American artificial intelligence (AI) company, Cerebras Systems, has announced the launch of what it claims to be the fastest AI inference solution in the world.
Cerebras said its new solution allows developers to access its large chips for running applications with Cerebras, stating that it provides a more affordable alternative to industry-standard NVIDIA processors.
Accessing NVIDIA graphics processing units (GPUs) for training and deploying large AI models used in applications like OpenAI’s ChatGPT, can be challenging and costly. This process, known as inference, can be difficult to obtain and expensive to run for developers.
Cerebras’ chips, called Wafer Scale Engines, aims to tackle the issue of data crunching for AI applications by using large single chips instead of hundreds or thousands of chips strung together.
According to its website, the Cerebras inference delivers 1,800 tokens per second for Llama3.1 8B and 450 tokens per second for Llama3.1 70B, which is 20x faster than NVIDIA GPU-based hyperscale clouds. The industry’s best pricing is at 10c per million tokens for Lama 3.1 8B and 60c per million tokens for Llama 3 70B.
CEO at Cerebras, Andrew Feldman, told Reuters the company is ‘delivering performance that cannot be achieved by a GPU’.

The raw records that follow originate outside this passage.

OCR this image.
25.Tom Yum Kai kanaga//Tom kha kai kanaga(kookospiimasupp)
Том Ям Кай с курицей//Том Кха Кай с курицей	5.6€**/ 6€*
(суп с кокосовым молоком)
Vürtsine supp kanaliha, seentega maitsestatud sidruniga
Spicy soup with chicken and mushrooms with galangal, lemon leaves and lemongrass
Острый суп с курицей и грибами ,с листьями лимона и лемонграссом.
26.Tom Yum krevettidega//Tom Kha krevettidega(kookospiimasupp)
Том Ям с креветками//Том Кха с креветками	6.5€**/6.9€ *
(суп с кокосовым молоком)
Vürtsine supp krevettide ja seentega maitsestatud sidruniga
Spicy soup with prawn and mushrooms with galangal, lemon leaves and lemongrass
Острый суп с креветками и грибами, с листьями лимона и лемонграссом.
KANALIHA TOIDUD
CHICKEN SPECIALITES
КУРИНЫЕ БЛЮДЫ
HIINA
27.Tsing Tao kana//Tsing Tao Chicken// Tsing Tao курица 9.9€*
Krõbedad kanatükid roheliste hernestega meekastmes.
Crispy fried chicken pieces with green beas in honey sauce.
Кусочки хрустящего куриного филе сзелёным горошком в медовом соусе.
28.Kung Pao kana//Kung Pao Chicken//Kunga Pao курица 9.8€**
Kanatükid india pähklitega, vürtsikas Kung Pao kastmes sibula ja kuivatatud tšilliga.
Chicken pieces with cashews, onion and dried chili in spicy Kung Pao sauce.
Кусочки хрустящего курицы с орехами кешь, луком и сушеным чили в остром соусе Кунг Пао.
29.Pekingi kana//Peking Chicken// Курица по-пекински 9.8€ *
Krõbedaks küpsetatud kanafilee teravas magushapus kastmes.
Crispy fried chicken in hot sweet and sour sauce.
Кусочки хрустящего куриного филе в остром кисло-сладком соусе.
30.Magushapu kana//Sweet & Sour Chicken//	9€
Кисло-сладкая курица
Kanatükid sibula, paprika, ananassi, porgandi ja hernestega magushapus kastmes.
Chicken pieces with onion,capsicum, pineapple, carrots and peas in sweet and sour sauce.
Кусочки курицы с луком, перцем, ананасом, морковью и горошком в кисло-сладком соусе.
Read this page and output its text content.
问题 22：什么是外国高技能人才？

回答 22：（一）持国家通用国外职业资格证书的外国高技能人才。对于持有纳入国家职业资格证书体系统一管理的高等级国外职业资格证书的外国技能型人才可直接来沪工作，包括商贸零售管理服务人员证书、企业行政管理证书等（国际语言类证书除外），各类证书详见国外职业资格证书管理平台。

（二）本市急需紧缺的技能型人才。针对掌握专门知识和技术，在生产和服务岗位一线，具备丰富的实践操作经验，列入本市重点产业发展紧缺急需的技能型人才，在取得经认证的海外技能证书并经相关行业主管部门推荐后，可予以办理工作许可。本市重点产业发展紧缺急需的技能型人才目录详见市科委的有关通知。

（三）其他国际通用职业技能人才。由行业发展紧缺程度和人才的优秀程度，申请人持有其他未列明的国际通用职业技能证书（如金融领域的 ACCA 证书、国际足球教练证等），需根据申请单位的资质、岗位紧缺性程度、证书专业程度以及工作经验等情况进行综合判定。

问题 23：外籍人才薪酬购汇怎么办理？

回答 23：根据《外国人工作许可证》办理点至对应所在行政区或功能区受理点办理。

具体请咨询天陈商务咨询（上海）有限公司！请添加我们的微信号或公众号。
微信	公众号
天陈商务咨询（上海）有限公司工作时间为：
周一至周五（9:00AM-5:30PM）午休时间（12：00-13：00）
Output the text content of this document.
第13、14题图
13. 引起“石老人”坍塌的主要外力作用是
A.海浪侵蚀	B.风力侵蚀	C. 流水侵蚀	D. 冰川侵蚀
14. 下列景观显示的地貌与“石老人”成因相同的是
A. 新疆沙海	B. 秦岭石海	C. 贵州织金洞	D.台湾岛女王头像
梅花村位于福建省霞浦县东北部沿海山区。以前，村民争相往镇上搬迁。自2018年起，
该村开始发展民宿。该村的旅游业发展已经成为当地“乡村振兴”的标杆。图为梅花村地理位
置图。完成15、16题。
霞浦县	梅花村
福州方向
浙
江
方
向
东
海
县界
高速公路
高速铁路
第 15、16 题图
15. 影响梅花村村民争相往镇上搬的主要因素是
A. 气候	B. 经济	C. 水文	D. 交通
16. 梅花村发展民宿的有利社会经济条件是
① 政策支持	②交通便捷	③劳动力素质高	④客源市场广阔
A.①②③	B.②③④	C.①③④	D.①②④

“We are doing it at the highest accuracy and we are offering it at the lowest price,” said Feldman.
In January, the non-profit medical centre, Mayo Clinic, and Cerebras Systems said it will collaborate to develop AI models for the healthcare industry.
According to reports, Mayo Clinic will use systems and computing chips from Cerebras to access decades of anonymous data and medical records to develop its own AI models.